I scrunched up my face. “We’re partners, right? Everything that is mine is yours and whatever is yours is mine, right?”
He shrugged—the big, broody galoot.
“Look at me.” He met my gaze. Inside he was a big ball of knotted threads of disagreement. “You are the best damned Beta this clan has ever seen. There isn’t enough money in the world to pay you properly for the loyalty and dedication you show to the Alpha pair. Some work can’t be paid for. Some work is honor driven and honorably rewarded. Some work, like what you do, will be left to the Creator to reward. He gave me you as a mate because I needed an honorable male to put me in my place. And you needed me so you can continue to be the leader this clan needs. As long as the bills are paid, who gives a damn?”

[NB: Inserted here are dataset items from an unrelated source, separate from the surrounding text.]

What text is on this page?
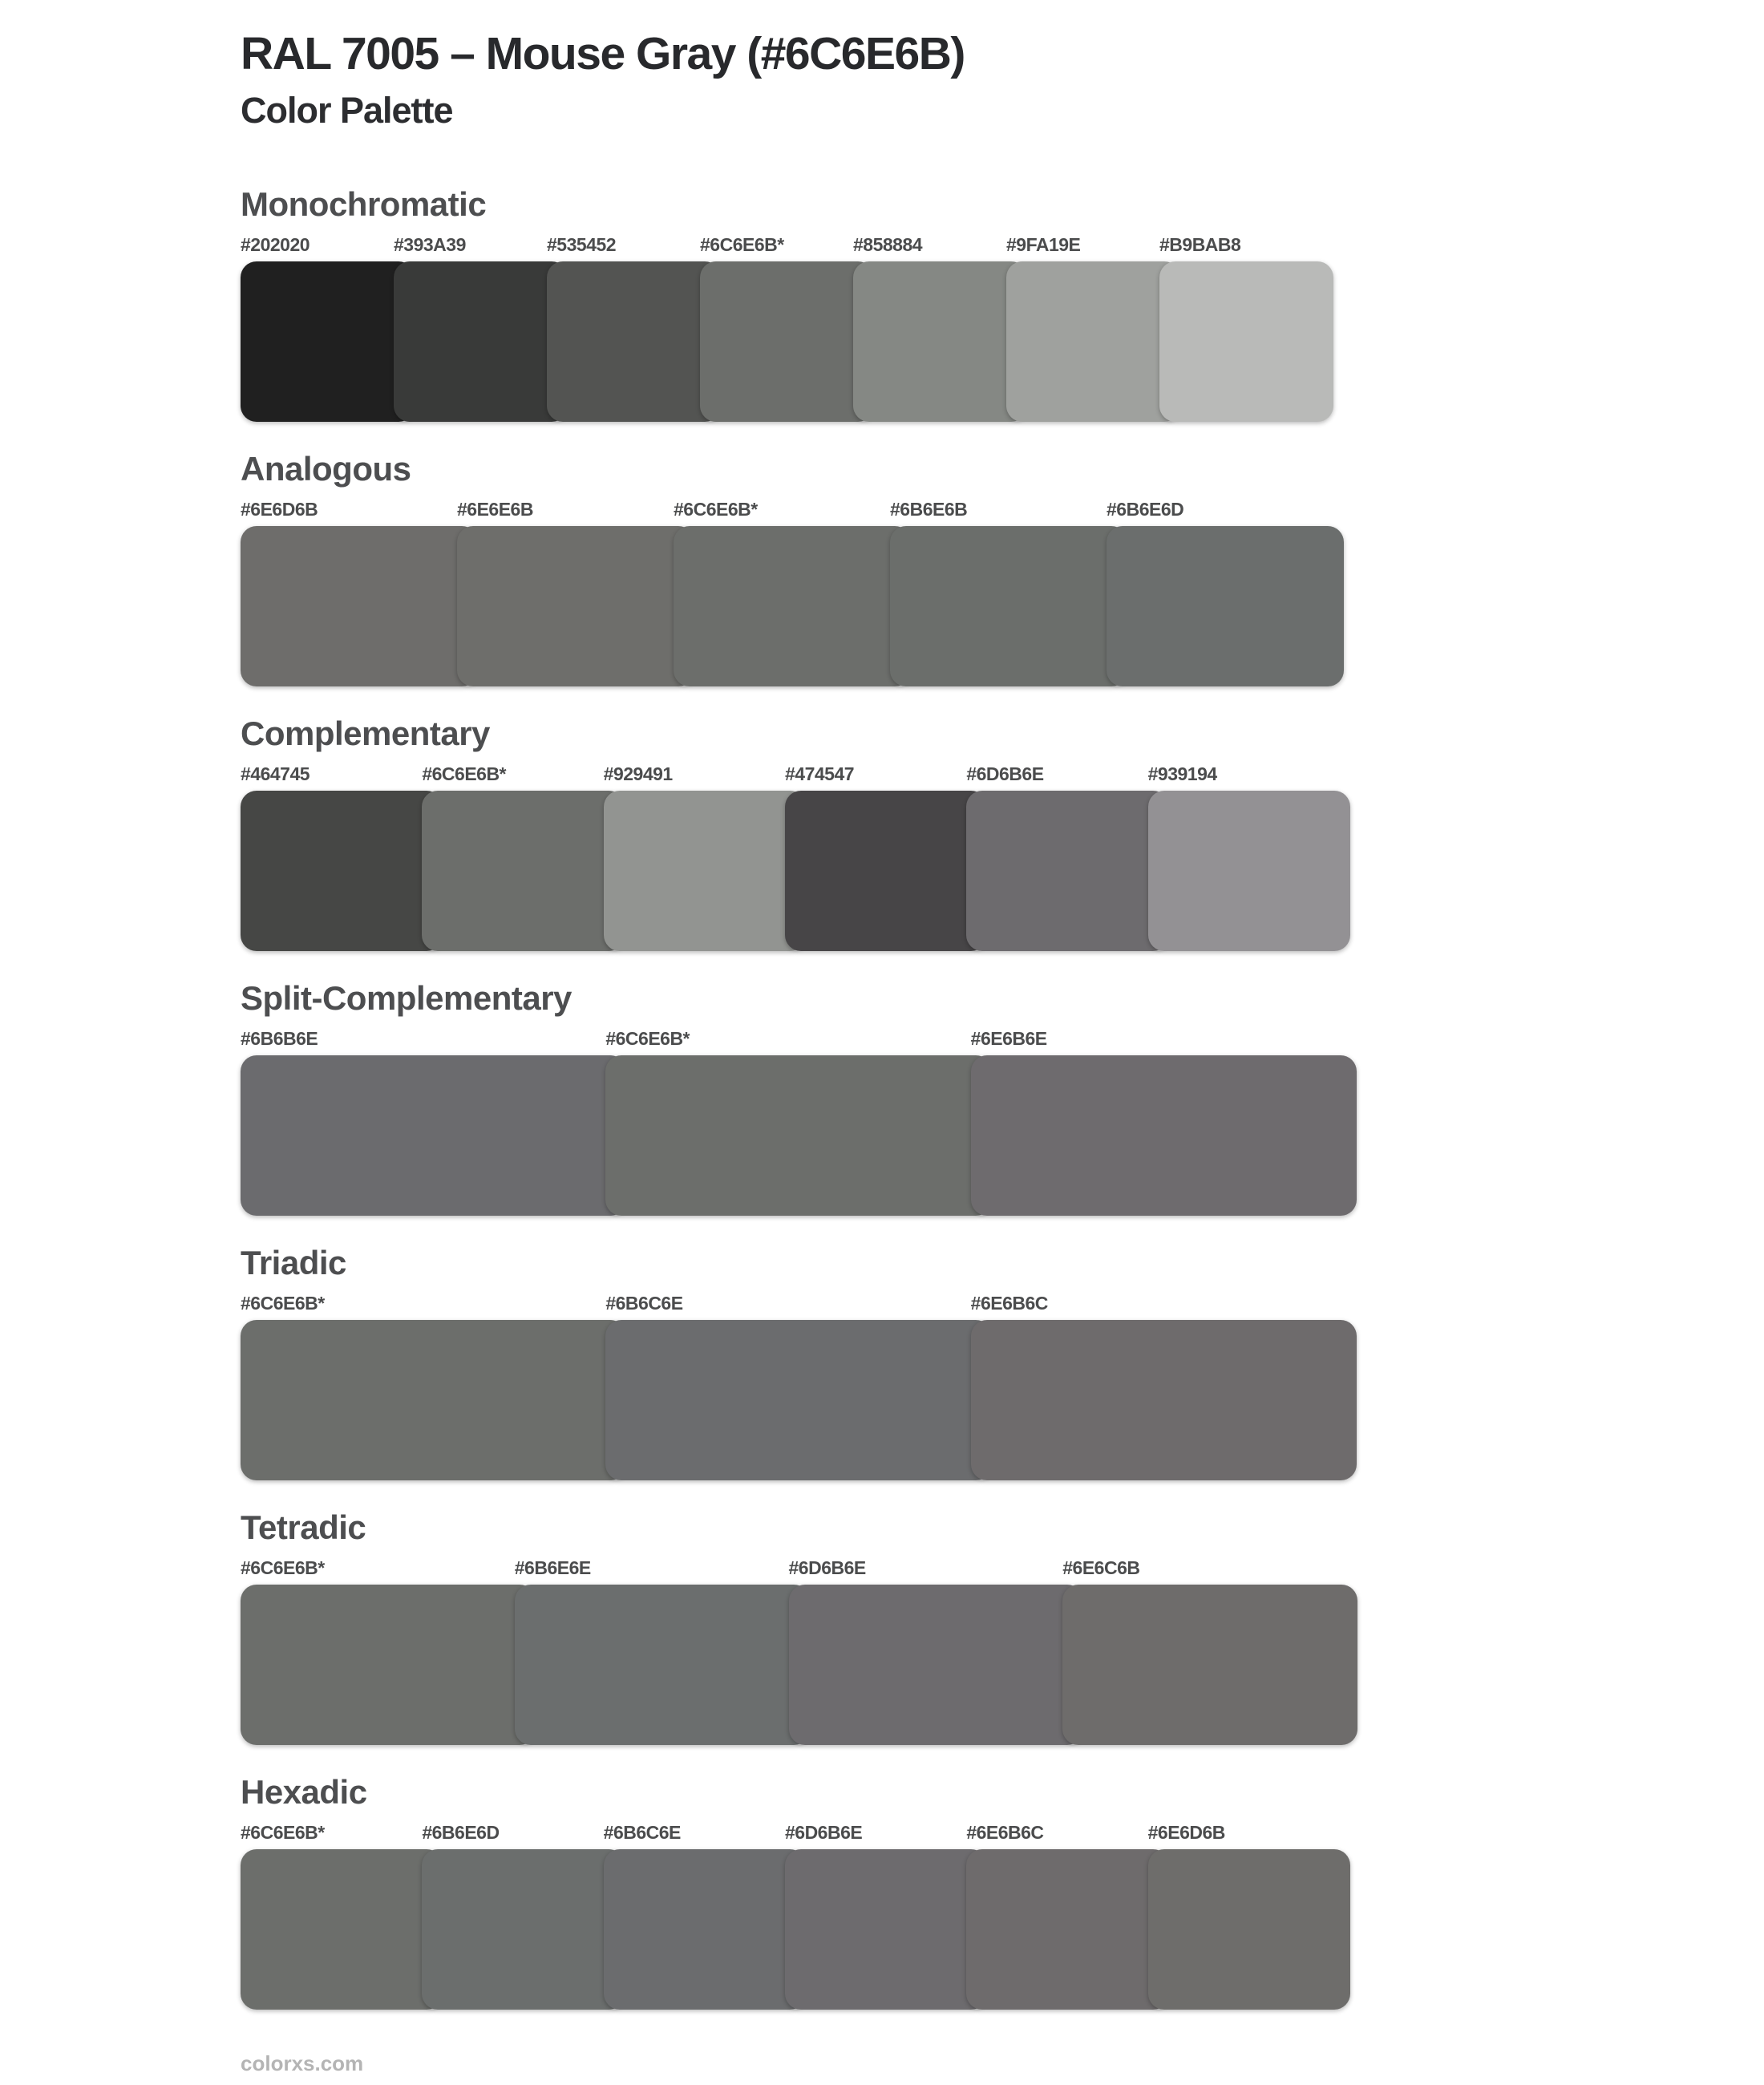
RAL 7005 – Mouse Gray (#6C6E6B)
Color Palette
Monochromatic
#202020	#393A39	#535452	#6C6E6B*	#858884	#9FA19E	#B9BAB8
Analogous
#6E6D6B	#6E6E6B	#6C6E6B*	#6B6E6B	#6B6E6D
Complementary
#464745	#6C6E6B*	#929491	#474547	#6D6B6E	#939194
Split-Complementary
#6B6B6E	#6C6E6B*	#6E6B6E
Triadic
#6C6E6B*	#6B6C6E	#6E6B6C
Tetradic
#6C6E6B*	#6B6E6E	#6D6B6E	#6E6C6B
Hexadic
#6C6E6B*	#6B6E6D	#6B6C6E	#6D6B6E	#6E6B6C	#6E6D6B
colorxs.com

He chuckled and a tinge of blush marked the tips of his ears. “Must you go against every convention?”
“Yes. I turn all the conventions on their ass and you love me for it. Get over it.”
“I’ll be the best damned mate I can.”
“I won’t. I’ll mess everything up. But no one will ever love their mate as much as I love you.”

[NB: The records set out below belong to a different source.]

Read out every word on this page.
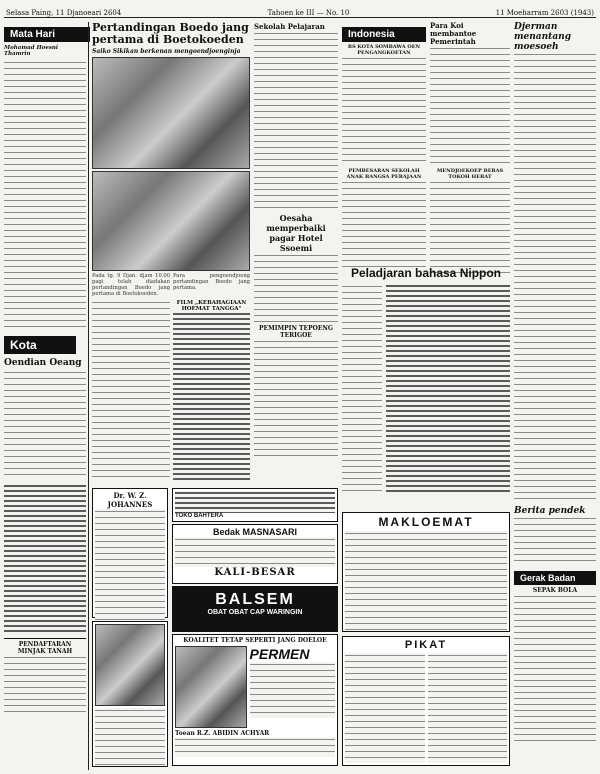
Selasa Paing, 11 Djanoeari 2604	Tahoen ke III — No. 10	11 Moeharram 2603 (1943)
Mata Hari
Mohamad Hoesni Thamrin
Kota
Oendian Oeang
PENDAFTARAN MINJAK TANAH
Pertandingan Boedo jang pertama di Boetokoeden
Saiko Sikikan berkenan mengoendjoenginja
Pada tg. 9 Djan. djam 10.00 pagi telah diadakan pertandingan Boedo jang pertama di Boetokoeden.
Para pengoendjoeng pertandingan Boedo jang pertama.
FILM „KEBAHAGIAAN HOEMAT TANGGA"
Sekolah Pelajaran
Oesaha memperbaiki pagar Hotel Ssoemi
PEMIMPIN TEPOENG TERIGOE
Indonesia
RS KOTA SOMBAWA OEN PENGANGKOETAN
PEMBESARAN SEKOLAH ANAK BANGSA PERAJAAN
Para Koi membantoe Pemerintah
MENDJOEKOEP BERAS TOKOH HEBAT
Djerman menantang moesoeh
Berita pendek
Gerak Badan
SEPAK BOLA
Peladjaran bahasa Nippon
TOKO BAHTERA
Bedak MASNASARI
KALI-BESAR
BALSEM
OBAT OBAT CAP WARINGIN
KOALITET TETAP SEPERTI JANG DOELOE
PERMEN
Toean R.Z. ABIDIN ACHYAR
Dr. W. Z. JOHANNES
MAKLOEMAT
PIKAT
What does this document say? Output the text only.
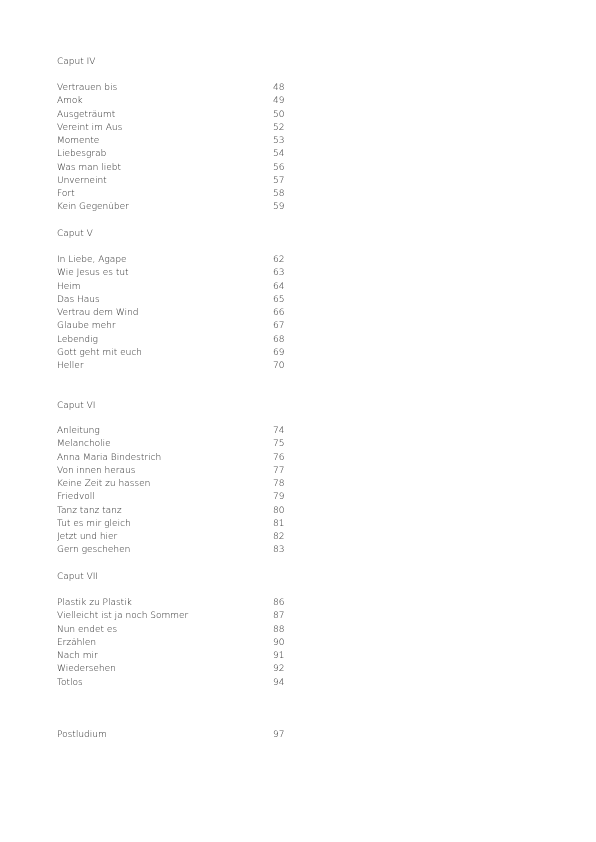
Caput IV
Vertrauen bis	48
Amok	49
Ausgeträumt	50
Vereint im Aus	52
Momente	53
Liebesgrab	54
Was man liebt	56
Unverneint	57
Fort	58
Kein Gegenüber	59
Caput V
In Liebe, Agape	62
Wie Jesus es tut	63
Heim	64
Das Haus	65
Vertrau dem Wind	66
Glaube mehr	67
Lebendig	68
Gott geht mit euch	69
Heller	70
Caput VI
Anleitung	74
Melancholie	75
Anna Maria Bindestrich	76
Von innen heraus	77
Keine Zeit zu hassen	78
Friedvoll	79
Tanz tanz tanz	80
Tut es mir gleich	81
Jetzt und hier	82
Gern geschehen	83
Caput VII
Plastik zu Plastik	86
Vielleicht ist ja noch Sommer	87
Nun endet es	88
Erzählen	90
Nach mir	91
Wiedersehen	92
Totlos	94
Postludium	97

“I have one more request.” He was really smiling then.
“What?”
“Blueberry muffins. Echo said you make the best blueberry muffins.”
“Deal.”
Echo and Hawke came to the house later. The boys were pushed from the kitchen to the living room when their conversation drifted to a tangent about security and perimeters and all the garbage that made Echo look like she was going to barf.
“Come on, tell me.” Echo whispered over our cups of coffee.
“Tell you what?” I blushed as the possible questions and answers came to mind.
“What your mating gift is.”
“Oh, that. It’s almost done. It has to be sent somewhere to take care of the final touches.”
Her face pursed. “You’re not going to tell me?”
“No. Sorry. You’d want to see it and it can’t be shared. It’s too personal.”
“You suck. So when is the mating ceremony? Soon, I hope. We need something to take our minds off all these silly grizzlies.”
“I think we are postponing it until the grizzlies are long gone. Priorities, sister.”